This Hole-in-the-Wall Life
Weird, this Korean delight called patbingsu, which will cool your summer like little else. It's usually served in Styrofoam cups, so the first thought that crosses your mind when you see it is: "Why did the pincheclerk mess up and give me a salad?" Fruit makes up the top third, but once you start digging through the mound, you'll find a big glop of what looks like crimson-tinted refried beans—not very appetizing to look at. What's worse, when you finally get to the cold part of the meal, the ostensible reason why you ordered patbingsu in the first place, you'll discover a big ball of pebbled, flavorless ice. What gives?
Snap out of it—you're not seeing the water for the cubes. The fruit is all fresh, and those little white chunks you think are flavorless jicama are actually ddeog, sweet rice cakes many times better than marshmallows. The unattractive bean smush is actually red-bean paste, made from the flavorful legume that's similar in taste to custard. And while the ice at the bottom doesn't do much, that's where the power of mestizaje comes in: You smash everything together until each ingredient bleeds into spoonfuls of summery hooray.
The best thing about patbingsu? You've probably never had it. I say this with confidence since Korean cuisine remains (outside of Filipino) the most criminally unappreciated dining tradition in Orange County. Oh, many of ustedes have tried Korean food—barbecue for sure, and perhaps a couple of more adventurous eaters know the joys of the crispy-rice salad with the hip name bibimbap. But out of all the county's ethnic districts—I'm even counting the whole of Santa Ana—I see the fewest gabacho faces in Garden Grove's Little Seoul district.

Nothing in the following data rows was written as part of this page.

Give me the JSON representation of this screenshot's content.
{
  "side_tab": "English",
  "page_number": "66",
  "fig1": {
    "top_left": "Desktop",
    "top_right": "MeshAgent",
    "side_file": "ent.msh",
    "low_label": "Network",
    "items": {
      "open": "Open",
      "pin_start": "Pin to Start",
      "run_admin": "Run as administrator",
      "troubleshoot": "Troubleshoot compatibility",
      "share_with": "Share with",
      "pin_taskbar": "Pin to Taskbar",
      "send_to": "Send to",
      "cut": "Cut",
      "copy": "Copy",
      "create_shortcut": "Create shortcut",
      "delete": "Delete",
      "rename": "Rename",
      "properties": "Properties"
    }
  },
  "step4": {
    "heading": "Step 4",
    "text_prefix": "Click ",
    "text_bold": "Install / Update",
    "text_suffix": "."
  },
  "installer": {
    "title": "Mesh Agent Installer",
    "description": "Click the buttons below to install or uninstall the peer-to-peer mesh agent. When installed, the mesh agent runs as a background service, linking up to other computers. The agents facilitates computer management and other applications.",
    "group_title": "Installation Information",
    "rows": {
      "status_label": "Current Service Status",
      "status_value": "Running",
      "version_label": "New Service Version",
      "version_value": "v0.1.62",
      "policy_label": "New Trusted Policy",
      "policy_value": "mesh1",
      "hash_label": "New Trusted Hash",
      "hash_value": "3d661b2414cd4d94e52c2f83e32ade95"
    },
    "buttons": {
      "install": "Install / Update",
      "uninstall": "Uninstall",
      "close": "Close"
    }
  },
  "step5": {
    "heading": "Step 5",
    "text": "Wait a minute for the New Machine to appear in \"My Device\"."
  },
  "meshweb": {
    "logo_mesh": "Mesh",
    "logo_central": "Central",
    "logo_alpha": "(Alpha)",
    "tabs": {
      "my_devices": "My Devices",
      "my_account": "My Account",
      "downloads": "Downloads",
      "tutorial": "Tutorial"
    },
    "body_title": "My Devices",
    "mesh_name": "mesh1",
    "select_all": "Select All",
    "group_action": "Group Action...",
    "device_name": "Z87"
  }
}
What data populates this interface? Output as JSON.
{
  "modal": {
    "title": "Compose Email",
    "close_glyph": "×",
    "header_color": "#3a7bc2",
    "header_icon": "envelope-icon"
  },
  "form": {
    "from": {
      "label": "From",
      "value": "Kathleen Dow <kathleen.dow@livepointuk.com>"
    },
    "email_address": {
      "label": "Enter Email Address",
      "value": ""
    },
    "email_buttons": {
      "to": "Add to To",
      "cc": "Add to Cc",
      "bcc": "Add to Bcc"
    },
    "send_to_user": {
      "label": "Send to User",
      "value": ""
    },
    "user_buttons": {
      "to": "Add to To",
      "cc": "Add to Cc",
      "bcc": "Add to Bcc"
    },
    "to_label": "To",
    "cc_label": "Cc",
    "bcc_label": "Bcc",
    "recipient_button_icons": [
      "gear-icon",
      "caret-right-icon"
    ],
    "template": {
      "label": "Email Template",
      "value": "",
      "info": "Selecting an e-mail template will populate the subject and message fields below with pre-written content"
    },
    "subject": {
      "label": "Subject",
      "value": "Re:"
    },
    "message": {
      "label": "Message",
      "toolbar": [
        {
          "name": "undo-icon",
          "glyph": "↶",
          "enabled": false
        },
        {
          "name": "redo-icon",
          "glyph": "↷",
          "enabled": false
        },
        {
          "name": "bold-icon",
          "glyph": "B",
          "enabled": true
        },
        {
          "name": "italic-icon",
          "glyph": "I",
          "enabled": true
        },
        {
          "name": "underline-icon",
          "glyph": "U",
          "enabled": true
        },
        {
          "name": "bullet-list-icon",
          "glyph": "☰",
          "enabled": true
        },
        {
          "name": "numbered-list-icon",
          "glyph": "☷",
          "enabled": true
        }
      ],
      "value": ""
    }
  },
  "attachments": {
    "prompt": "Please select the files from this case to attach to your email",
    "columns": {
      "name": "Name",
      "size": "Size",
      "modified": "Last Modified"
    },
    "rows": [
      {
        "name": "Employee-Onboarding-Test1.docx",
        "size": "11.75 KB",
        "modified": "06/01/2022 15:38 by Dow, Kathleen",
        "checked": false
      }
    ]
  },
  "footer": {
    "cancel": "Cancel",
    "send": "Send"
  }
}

But I digress. The best patbingsu in Orange County is at A.R. Supermarket's food court, sold by a small bakery that's seen better days. It's not on the menu, unless you know Hangul (Korean script). A.R.'s patbingsu is excessive, and that's okay, as the $6 dish is meant for 10. Kiwi, banana, strawberries and ddeog are on top, slightly melted red-bean paste is in the middle, and cinnamon powder blesses everything with a slight toastiness. Heaven.